Dies hab ich nach folgendem "Vorbild" aufgebaut:
https://www.sps-forum.de/wago/90738-variablen-speichern-einlesen-pfc200-cockpit.html


Beim Triggern des Schreibbefehls kommt bei 'sWriteErrorInfo' nach dem Schreibvorgang immer die Meldung: 'OK' und mein Trigger wird automatisch auf FALSE gesetzt, also sieht für mich alles richtig aus (aus Hilfe: "The FB signals the finishing of the write process by setting xTrigger to FALSE again").
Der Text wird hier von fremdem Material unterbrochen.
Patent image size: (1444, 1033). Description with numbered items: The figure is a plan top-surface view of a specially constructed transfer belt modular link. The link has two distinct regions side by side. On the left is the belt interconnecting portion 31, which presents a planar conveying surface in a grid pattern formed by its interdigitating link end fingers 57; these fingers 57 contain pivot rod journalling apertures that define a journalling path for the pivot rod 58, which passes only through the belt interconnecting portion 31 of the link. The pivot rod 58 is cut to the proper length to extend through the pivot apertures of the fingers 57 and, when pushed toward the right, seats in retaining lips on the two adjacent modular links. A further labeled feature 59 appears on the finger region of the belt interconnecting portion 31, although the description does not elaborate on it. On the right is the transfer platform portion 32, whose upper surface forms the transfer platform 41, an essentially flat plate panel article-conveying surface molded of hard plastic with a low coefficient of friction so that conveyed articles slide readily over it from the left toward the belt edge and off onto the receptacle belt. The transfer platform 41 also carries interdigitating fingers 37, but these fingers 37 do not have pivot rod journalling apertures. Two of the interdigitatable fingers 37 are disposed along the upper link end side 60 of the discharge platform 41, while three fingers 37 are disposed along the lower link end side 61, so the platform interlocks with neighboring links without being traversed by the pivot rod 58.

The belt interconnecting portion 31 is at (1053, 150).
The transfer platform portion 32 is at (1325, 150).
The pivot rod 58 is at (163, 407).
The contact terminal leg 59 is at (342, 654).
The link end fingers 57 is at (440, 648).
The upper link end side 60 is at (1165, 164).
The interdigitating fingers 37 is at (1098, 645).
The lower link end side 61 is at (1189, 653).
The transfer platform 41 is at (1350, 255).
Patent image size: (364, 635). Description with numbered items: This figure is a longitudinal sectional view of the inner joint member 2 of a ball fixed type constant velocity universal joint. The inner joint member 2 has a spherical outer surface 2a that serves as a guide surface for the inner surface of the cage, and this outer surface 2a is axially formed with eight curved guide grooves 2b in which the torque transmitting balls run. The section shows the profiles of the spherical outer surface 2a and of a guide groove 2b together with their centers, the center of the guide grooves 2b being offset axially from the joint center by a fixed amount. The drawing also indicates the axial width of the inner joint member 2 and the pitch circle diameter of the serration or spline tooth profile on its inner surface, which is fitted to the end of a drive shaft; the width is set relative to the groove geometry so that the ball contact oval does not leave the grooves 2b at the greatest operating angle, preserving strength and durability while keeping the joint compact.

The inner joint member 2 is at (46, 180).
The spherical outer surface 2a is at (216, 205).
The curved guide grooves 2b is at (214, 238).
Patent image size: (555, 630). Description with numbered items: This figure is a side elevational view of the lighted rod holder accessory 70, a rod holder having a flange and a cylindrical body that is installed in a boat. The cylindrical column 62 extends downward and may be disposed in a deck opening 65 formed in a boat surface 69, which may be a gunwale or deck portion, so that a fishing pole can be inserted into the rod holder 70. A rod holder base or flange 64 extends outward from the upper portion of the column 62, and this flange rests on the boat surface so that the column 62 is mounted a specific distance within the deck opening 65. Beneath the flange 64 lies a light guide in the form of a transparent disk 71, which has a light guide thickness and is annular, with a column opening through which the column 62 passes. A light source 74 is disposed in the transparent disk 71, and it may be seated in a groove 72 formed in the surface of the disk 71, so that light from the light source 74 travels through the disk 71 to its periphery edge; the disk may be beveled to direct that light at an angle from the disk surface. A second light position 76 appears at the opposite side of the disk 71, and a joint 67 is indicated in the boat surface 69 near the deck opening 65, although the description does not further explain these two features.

Eine Datei wurde auf der microSD-Karte jedoch nie erstellt.
Auch wenn ich eine leere Datei angelegt hab, wurde diese nicht gefüllt.


Wo könnte der Fehler liegen, dass keine Datei erstellt wurde?


----------



## oliver.tonn (11 August 2020)

Schon mal versucht einen führenden / beim Dateinamen oder einen vorhandenen Pfad + Dateiname anzugeben?


----------



## Jone (11 August 2020)

oliver.tonn schrieb:


> Schon mal versucht einen führenden / beim Dateinamen oder einen vorhandenen Pfad + Dateiname anzugeben?


Ja hab beides schon probiert. Hat leider nicht funktioniert.


----------



## Peter255 (11 August 2020)

Hallo,



> Zitat Jone
> Beim Triggern des Schreibbefehls kommt bei 'sWriteErrorInfo' nach dem  Schreibvorgang immer die Meldung: 'OK' und mein Trigger wird automatisch  auf FALSE gesetzt, also sieht für mich alles richtig aus (aus Hilfe:  "The FB signals the finishing of the write process by setting xTrigger  to FALSE again").



Es ist richtig, nach dem ersten Aufruf wird  xTrigger automatisch auf FALSE gesetzt.
Dir ist schon klar, dass die Instanz "oWriteCfg" von  FbWriteWholeFile_cpt mehrmals aufgerufen werden muss?
In dem Moment, wenn xTrigger auf FALSE gesetzt wird, wird der Ausgang  xBusy auf TRUE gesetzt.
In deinem Programm wird aber xBusy gar nicht verwendet. 
Jetzt muss "oWriteCfg" solange aufgerufen werden bis xBusy wieder auf FALSE gesetzt wird. 
Erst dann ist der Schreibvorgang beendet.

Bei mir sieht Abfrage für das Ende des Schreibvorgangs etwa so aus.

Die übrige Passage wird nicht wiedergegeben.